Figure S6. Calpastatin protects axons but not NMJs in mice with sciatic nerve transection or G93A mice (related to Figure 6).

(A) Representative western blot detection of human calpastatin and Mfn2 in spinal cords of Rosa26-hCAST KI mice 30–40 days after injection with AAV1-GFP (Vector) or AAV1-Cre (Cre).

(B D) Quantification of NMJ innervation (B), representative immunoblot of βIII tubulin, NF-L and the calpain cleaved 150-kDa αII-spectrin breakdown product (SBDP150) in tibial nerves (C) and representative toluidine blue staining of Epon-embedded sections of tibial nerves (D) in 4 6 month old Rosa26-hCAST KI mice 2 days after right sciatic nerve cut. 30–40 days before transection, mice were injected with AAV1-GFP (Vector) or AAV1-Cre (Cre). n = 3 or 4 per group. Data are means ± s.e.m., representative of triplicate experiments.

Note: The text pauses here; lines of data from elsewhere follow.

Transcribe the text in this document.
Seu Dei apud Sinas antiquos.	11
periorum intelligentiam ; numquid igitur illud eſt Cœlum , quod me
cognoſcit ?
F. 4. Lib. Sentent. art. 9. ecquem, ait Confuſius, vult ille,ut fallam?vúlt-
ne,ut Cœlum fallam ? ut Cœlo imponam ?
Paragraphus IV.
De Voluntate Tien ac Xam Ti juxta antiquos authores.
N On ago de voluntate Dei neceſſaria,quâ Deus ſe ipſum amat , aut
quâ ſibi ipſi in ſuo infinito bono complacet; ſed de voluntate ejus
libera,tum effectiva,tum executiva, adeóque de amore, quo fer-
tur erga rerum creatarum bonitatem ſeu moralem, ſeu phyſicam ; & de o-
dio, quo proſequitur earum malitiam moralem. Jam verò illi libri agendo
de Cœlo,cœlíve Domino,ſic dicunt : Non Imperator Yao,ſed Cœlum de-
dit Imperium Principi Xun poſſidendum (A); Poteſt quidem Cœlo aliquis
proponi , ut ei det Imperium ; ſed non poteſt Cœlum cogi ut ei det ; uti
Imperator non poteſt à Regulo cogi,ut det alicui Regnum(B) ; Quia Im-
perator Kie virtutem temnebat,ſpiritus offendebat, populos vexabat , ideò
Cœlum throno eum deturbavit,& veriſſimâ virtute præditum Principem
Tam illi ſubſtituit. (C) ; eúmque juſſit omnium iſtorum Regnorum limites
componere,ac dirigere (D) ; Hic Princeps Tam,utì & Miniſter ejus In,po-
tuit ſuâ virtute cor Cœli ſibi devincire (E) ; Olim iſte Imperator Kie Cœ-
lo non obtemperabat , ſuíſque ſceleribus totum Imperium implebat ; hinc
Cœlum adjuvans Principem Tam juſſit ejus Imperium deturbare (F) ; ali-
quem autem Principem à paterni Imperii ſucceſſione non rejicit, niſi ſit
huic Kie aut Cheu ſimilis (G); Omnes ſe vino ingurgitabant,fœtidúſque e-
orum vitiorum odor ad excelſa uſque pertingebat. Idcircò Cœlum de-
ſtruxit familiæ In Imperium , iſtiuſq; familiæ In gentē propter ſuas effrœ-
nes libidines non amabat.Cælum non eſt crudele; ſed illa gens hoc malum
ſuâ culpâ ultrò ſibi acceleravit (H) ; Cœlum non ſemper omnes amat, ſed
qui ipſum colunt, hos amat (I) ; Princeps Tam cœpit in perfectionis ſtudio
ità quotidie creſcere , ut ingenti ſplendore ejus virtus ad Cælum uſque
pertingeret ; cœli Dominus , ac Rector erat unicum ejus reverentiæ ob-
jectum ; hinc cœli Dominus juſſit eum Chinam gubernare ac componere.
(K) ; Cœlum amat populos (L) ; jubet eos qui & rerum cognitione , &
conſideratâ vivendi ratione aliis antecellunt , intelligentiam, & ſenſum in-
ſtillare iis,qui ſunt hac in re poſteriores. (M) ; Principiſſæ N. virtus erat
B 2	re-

(E) Representative western blot detection and quantification of calpastatin in spinal cords of 100-day old G93A mice 60 days after injection (n = 4 mice per group). 40-day old G93A mice were bilaterally injected with AAV1-calpastatin or AAV1-GFP into the lumbar spinal cord and sacrificed at 100-day old for NMJ innervation assessment.

(F) Quantification of NMJ innervation in GAST muscles of 100-day old G93A mice with indicated AAV1 injection at 40-day old (D, n = 6 and 4 mice per group).

(G) Representative images and quantification of calpastatin (green), AchR (red) and SV2/2H3 (white) in hindlimb skeletal GAST muscles of 3-month old CASTKI and TCAST mice.

Data are means ± s.e.m., representative of triplicate experiments. One-way analysis of variance (ANOVA) followed by Tukey’s multiple comparison test. *P < 0.05, ***P < 0.001. ns, not significant.